Na Guiné-Bissau perdemos 40 anos e, por isso, tudo está por fazer, da agricultura às pescas, da energia à economia marinha e à economia florestal. Na educação, na banca, nos seguros, na distribuição, na logística, nos serviços mais diversos, nas parcerias público-privadas para a exploração de infraestruturas, ainda existe um imenso potencial por explorar. A estabilidade política era um requisito essencial para dar confiança aos investidores, apesar da Guiné-Bissau ser um país onde a instabilidade política nunca interferiu com a estabilidade social e a estabilidade dos negócios. Por isso, temos empresários chineses, indianos, vietnamitas e outros que vão-se sedimentando no mercado, porque vivem lá e estão cientes de que as disputas entre políticos e as sucessivas mudanças de governos não beliscam os seus negócios.

Presentemente, quais as potencialidades da Guiné-Bissau que elevam e dignificam o seu potencial e que tem contribuído para o aumento do investimento e criação de negócios no país?

Antes de mais a dimensão do mercado é o grande atrativo. Fruto da integração na CEDEAO e da união aduaneira, a Guiné-Bissau está num mercado comum com 380 milhões de consumidores. O que nós propusemos a Portugal no Acordo de Parceria Estratégica é a possibilidade de podermos fazer produção em linha de vários produtos, calçado, têxteis, maquinaria e utensílios, veículos, entre outros.

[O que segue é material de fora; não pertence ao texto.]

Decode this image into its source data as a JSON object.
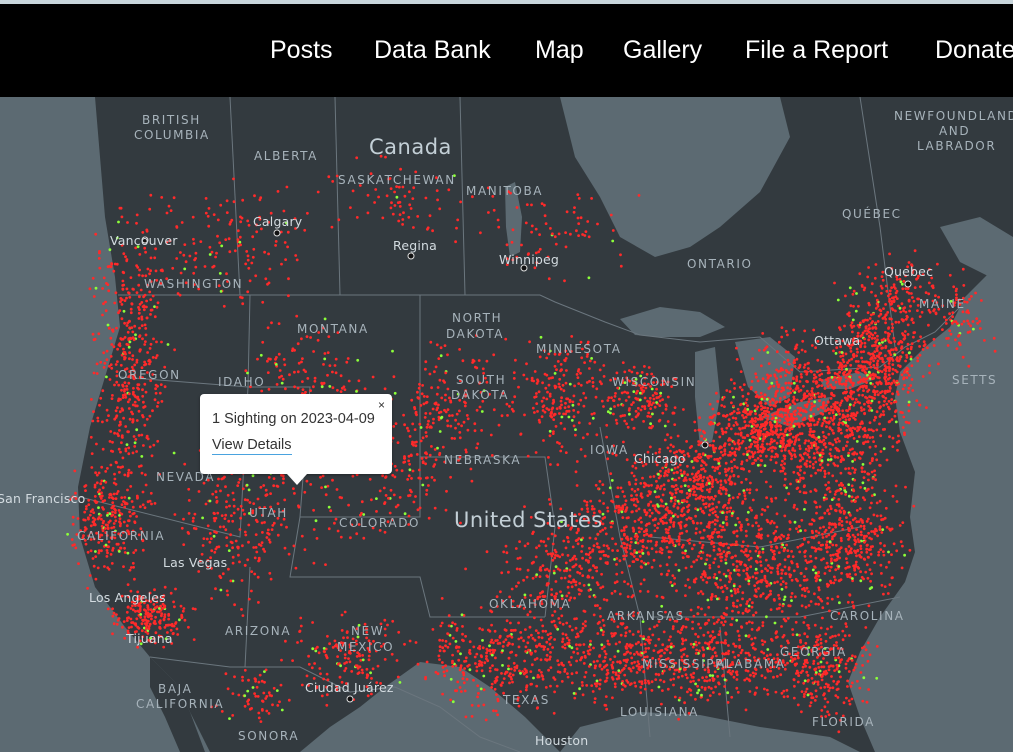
{
  "nav": {
    "items": [
      {
        "label": "Posts"
      },
      {
        "label": "Data Bank"
      },
      {
        "label": "Map"
      },
      {
        "label": "Gallery"
      },
      {
        "label": "File a Report"
      },
      {
        "label": "Donate"
      }
    ]
  },
  "map": {
    "colors": {
      "water": "#5c6a72",
      "land": "#333a3f",
      "borders": "#6b767e",
      "sighting_dot": "#ff2a2a",
      "recent_sighting_dot": "#8cff3a",
      "popup_link_underline": "#4aa3df"
    },
    "labels": {
      "countries": [
        {
          "text": "Canada"
        },
        {
          "text": "United States"
        }
      ],
      "regions": [
        {
          "text": "BRITISH"
        },
        {
          "text": "COLUMBIA"
        },
        {
          "text": "ALBERTA"
        },
        {
          "text": "SASKATCHEWAN"
        },
        {
          "text": "MANITOBA"
        },
        {
          "text": "ONTARIO"
        },
        {
          "text": "QUÉBEC"
        },
        {
          "text": "NEWFOUNDLAND"
        },
        {
          "text": "AND"
        },
        {
          "text": "LABRADOR"
        },
        {
          "text": "WASHINGTON"
        },
        {
          "text": "MONTANA"
        },
        {
          "text": "NORTH"
        },
        {
          "text": "DAKOTA"
        },
        {
          "text": "SOUTH"
        },
        {
          "text": "DAKOTA"
        },
        {
          "text": "MINNESOTA"
        },
        {
          "text": "WISCONSIN"
        },
        {
          "text": "OREGON"
        },
        {
          "text": "IDAHO"
        },
        {
          "text": "NEBRASKA"
        },
        {
          "text": "IOWA"
        },
        {
          "text": "NEVADA"
        },
        {
          "text": "UTAH"
        },
        {
          "text": "COLORADO"
        },
        {
          "text": "CALIFORNIA"
        },
        {
          "text": "ARIZONA"
        },
        {
          "text": "NEW"
        },
        {
          "text": "MEXICO"
        },
        {
          "text": "OKLAHOMA"
        },
        {
          "text": "ARKANSAS"
        },
        {
          "text": "MISSISSIPPI"
        },
        {
          "text": "ALABAMA"
        },
        {
          "text": "GEORGIA"
        },
        {
          "text": "CAROLINA"
        },
        {
          "text": "TEXAS"
        },
        {
          "text": "LOUISIANA"
        },
        {
          "text": "FLORIDA"
        },
        {
          "text": "MAINE"
        },
        {
          "text": "SETTS"
        },
        {
          "text": "BAJA"
        },
        {
          "text": "CALIFORNIA"
        },
        {
          "text": "SONORA"
        }
      ],
      "cities": [
        {
          "text": "Calgary"
        },
        {
          "text": "Vancouver"
        },
        {
          "text": "Regina"
        },
        {
          "text": "Winnipeg"
        },
        {
          "text": "Quebec"
        },
        {
          "text": "Ottawa"
        },
        {
          "text": "Chicago"
        },
        {
          "text": "San Francisco"
        },
        {
          "text": "Las Vegas"
        },
        {
          "text": "Los Angeles"
        },
        {
          "text": "Tijuana"
        },
        {
          "text": "Ciudad Juárez"
        },
        {
          "text": "Houston"
        }
      ]
    }
  },
  "popup": {
    "title": "1 Sighting on 2023-04-09",
    "link": "View Details",
    "close_glyph": "×"
  }
}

Por exemplo, se 88 por cento de um calçado ou de uma motorizada for manufaturado em Portugal, ele pode entrar no mercado da Guiné-Bissau como produto semiacabado, pagando apenas 3 por cento de taxa aduaneira. Ao ser acabado na Guiné-Bissau, num sistema de produção em linha, e havendo 12 por cento de incorporação nacional no nosso país, ele é considerado produto de origem da Guiné-Bissau e, como tal, circula em todo o espaço de 380 milhões de consumidores da CEDEAO, sem pagar mais direitos aduaneiros. O que nós estamos a oferecer a Portugal é acréscimo e competitividade das exportações. E Portugal oferecer-nos-á industrialização e capacitação de mão de obra.

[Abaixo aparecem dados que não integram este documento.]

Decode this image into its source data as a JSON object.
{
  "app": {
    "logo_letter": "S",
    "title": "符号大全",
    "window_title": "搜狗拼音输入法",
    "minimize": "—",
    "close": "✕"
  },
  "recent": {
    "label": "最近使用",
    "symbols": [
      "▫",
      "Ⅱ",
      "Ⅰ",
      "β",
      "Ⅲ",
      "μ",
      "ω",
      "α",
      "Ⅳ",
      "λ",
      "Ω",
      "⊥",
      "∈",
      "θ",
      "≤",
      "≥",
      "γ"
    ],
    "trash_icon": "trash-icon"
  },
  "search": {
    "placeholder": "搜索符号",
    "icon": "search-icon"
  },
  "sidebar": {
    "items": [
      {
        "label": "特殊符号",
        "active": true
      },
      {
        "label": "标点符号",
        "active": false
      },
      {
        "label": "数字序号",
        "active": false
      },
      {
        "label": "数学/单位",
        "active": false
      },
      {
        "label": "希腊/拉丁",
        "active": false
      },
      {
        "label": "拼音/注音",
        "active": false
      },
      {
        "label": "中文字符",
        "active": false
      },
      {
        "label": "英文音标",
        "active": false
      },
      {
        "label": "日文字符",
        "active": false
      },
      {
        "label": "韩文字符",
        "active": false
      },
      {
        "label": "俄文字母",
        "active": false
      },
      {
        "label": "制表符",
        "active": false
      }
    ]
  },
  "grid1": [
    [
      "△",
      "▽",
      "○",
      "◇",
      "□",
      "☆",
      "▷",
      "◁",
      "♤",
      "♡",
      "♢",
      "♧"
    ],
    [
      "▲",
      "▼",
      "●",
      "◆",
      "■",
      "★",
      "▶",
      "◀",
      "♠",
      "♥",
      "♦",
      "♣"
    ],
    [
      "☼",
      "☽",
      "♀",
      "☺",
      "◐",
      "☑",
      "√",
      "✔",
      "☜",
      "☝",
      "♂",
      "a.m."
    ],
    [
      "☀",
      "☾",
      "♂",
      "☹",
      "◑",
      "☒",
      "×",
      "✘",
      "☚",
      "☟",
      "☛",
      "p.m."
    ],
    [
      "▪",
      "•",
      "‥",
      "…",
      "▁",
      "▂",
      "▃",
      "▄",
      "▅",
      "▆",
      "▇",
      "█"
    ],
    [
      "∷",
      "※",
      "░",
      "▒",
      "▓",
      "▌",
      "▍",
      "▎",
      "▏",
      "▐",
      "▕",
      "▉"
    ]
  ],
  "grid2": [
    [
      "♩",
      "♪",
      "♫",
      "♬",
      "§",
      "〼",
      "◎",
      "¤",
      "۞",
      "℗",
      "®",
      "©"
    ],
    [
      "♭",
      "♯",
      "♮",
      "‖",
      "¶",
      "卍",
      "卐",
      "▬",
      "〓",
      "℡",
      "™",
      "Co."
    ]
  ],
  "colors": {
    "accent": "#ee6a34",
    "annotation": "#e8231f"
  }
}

A atratividade do país encontra também um importante argumento no seu potencial turístico?

A Guiné-Bissau possui um potencial turístico extraordinário, sendo esta uma área de investimento que pode trazer retornos incomparáveis aos investidores portugueses. Convido todos a fazerem uma pesquisa por Bijagós. Verificarão que são 88 ilhas luxuriantes e paradisíacas, a quatro horas da Europa, que têm tudo para serem o novo destino de elite para o turismo europeu e americano.